Spontaneous preterm birth is a serious medical condition responsible for substantial perinatal morbidity and mortality. Its phenotypic characteristics, preterm labor with intact membranes (PTL) and preterm premature rupture of the membranes (PPROM), are associated with significantly increased risks of neurological and behavioral alterations in childhood and later life.

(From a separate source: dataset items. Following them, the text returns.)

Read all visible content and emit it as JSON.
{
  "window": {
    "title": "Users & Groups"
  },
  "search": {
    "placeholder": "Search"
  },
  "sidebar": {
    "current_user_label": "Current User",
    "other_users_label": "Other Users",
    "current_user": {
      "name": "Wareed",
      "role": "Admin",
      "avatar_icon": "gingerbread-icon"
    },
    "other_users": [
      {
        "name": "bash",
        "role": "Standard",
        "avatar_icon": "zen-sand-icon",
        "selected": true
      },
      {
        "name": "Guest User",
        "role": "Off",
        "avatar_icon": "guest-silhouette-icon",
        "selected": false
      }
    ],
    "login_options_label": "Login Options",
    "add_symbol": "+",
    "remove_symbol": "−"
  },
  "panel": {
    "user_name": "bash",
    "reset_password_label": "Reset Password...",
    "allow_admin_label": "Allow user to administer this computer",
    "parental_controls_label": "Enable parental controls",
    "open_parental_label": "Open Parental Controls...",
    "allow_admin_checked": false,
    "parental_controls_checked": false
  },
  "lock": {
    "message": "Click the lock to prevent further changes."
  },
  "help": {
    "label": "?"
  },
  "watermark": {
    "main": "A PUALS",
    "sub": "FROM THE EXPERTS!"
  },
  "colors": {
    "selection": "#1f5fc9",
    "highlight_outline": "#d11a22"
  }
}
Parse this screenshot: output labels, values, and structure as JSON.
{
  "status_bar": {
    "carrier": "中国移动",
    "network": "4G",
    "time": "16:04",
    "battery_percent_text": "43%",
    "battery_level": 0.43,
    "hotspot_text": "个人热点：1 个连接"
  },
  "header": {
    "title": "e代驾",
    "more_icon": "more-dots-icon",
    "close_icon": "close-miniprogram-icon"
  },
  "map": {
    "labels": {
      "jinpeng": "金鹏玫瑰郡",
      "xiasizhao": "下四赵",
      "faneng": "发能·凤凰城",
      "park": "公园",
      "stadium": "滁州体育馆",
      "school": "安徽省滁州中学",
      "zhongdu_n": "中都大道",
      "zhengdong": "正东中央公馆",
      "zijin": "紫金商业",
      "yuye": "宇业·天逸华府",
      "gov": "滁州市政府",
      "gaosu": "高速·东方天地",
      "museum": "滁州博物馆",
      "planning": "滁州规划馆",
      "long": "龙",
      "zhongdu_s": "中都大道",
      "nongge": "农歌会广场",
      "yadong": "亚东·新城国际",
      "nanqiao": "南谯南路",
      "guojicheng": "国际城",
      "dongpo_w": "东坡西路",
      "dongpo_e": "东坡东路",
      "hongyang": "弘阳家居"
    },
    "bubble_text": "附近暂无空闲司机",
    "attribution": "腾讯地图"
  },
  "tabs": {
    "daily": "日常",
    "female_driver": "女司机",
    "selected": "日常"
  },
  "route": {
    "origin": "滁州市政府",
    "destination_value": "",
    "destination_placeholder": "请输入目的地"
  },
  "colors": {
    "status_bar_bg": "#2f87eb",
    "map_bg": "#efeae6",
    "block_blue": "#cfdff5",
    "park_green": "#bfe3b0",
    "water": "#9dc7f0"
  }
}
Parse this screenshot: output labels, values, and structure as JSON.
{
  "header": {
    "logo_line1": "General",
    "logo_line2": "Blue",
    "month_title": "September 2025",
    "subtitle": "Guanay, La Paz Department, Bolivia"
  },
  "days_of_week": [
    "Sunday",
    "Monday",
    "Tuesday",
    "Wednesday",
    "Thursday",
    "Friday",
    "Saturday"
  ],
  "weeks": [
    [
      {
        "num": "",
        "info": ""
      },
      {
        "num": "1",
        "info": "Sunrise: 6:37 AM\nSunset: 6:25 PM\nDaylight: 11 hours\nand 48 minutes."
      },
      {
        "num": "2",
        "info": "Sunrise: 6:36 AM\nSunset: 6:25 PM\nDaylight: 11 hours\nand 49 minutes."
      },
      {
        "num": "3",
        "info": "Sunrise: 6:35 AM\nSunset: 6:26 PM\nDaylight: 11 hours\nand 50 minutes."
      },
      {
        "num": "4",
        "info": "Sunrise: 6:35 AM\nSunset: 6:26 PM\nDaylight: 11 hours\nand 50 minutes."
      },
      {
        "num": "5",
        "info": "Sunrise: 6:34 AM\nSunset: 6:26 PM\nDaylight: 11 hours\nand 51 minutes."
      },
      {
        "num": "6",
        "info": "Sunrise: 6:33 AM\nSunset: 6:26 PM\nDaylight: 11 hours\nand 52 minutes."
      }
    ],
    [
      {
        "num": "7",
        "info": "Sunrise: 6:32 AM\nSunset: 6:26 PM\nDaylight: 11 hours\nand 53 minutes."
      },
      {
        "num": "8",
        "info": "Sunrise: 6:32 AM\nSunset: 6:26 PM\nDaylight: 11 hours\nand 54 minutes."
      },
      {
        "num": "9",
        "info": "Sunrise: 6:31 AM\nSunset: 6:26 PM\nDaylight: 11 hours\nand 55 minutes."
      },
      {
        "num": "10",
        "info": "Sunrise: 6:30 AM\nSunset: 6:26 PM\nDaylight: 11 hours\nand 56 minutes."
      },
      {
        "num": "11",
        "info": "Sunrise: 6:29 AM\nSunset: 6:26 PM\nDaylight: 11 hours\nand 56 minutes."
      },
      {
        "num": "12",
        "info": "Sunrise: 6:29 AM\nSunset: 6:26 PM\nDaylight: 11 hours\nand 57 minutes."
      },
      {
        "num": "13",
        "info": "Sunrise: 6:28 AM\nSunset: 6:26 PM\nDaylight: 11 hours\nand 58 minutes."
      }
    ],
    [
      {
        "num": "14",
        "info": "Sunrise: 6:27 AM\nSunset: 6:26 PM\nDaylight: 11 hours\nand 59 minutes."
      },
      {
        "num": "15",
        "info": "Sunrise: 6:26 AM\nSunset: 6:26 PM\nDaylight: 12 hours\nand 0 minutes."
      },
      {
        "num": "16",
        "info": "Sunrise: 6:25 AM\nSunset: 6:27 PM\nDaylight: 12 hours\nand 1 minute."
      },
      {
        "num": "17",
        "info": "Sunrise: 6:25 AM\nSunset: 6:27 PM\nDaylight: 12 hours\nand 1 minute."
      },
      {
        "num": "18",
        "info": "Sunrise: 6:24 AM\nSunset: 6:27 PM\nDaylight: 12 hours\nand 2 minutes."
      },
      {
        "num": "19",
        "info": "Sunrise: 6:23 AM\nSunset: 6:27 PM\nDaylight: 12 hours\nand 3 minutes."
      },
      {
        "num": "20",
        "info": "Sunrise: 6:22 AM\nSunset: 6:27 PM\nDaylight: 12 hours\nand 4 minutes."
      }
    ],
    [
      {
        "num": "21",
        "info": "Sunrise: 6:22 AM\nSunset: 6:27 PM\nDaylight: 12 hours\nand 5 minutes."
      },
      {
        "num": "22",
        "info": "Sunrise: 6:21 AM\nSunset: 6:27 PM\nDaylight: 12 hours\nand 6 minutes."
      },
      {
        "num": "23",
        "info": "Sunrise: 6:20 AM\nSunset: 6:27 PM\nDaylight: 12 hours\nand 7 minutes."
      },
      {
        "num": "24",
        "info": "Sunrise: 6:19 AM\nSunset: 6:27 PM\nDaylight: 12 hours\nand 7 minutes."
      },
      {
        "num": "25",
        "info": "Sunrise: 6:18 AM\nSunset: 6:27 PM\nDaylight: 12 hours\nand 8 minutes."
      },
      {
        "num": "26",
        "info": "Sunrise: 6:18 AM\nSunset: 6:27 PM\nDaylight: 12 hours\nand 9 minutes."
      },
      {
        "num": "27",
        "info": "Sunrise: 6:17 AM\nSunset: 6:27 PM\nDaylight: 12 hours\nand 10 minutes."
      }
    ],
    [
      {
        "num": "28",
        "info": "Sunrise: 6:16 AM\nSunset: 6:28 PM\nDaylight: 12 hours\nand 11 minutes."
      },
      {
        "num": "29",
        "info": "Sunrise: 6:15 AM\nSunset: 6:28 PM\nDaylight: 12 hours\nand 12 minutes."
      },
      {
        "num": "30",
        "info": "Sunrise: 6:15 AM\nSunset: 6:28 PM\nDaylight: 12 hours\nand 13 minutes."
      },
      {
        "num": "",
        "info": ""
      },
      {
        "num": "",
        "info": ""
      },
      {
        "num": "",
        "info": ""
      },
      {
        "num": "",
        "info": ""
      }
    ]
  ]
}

Recognizing the inflammatory milieu associated with PTL and PPROM, here, we examined expression signatures of placental tryptophan metabolism, an important pathway in prenatal brain development and immunotolerance. The study was performed in a well-characterized clinical cohort of healthy term pregnancies (n = 39) and 167 preterm deliveries (PTL, n = 38 and PPROM, n = 129).
Within the preterm group, we then investigated potential mechanistic links between differential placental tryptophan pathway expression, preterm birth and both intra-amniotic markers (such as amniotic fluid interleukin-6) and maternal inflammatory markers (such as maternal serum C-reactive protein and white blood cell count). We show that preterm birth is associated with significant changes in placental tryptophan metabolism.
Multifactorial analysis revealed similarities in expression patterns associated with multiple phenotypes of preterm delivery. Subsequent correlation computations and mediation analyses identified links between intra-amniotic and maternal inflammatory markers and placental serotonin and kynurenine pathways of tryptophan catabolism.
Collectively, the findings suggest that a hostile inflammatory environment associated with preterm delivery underlies the mechanisms affecting placental endocrine/transport functions and may contribute to disruption of developmental programming of the fetal brain.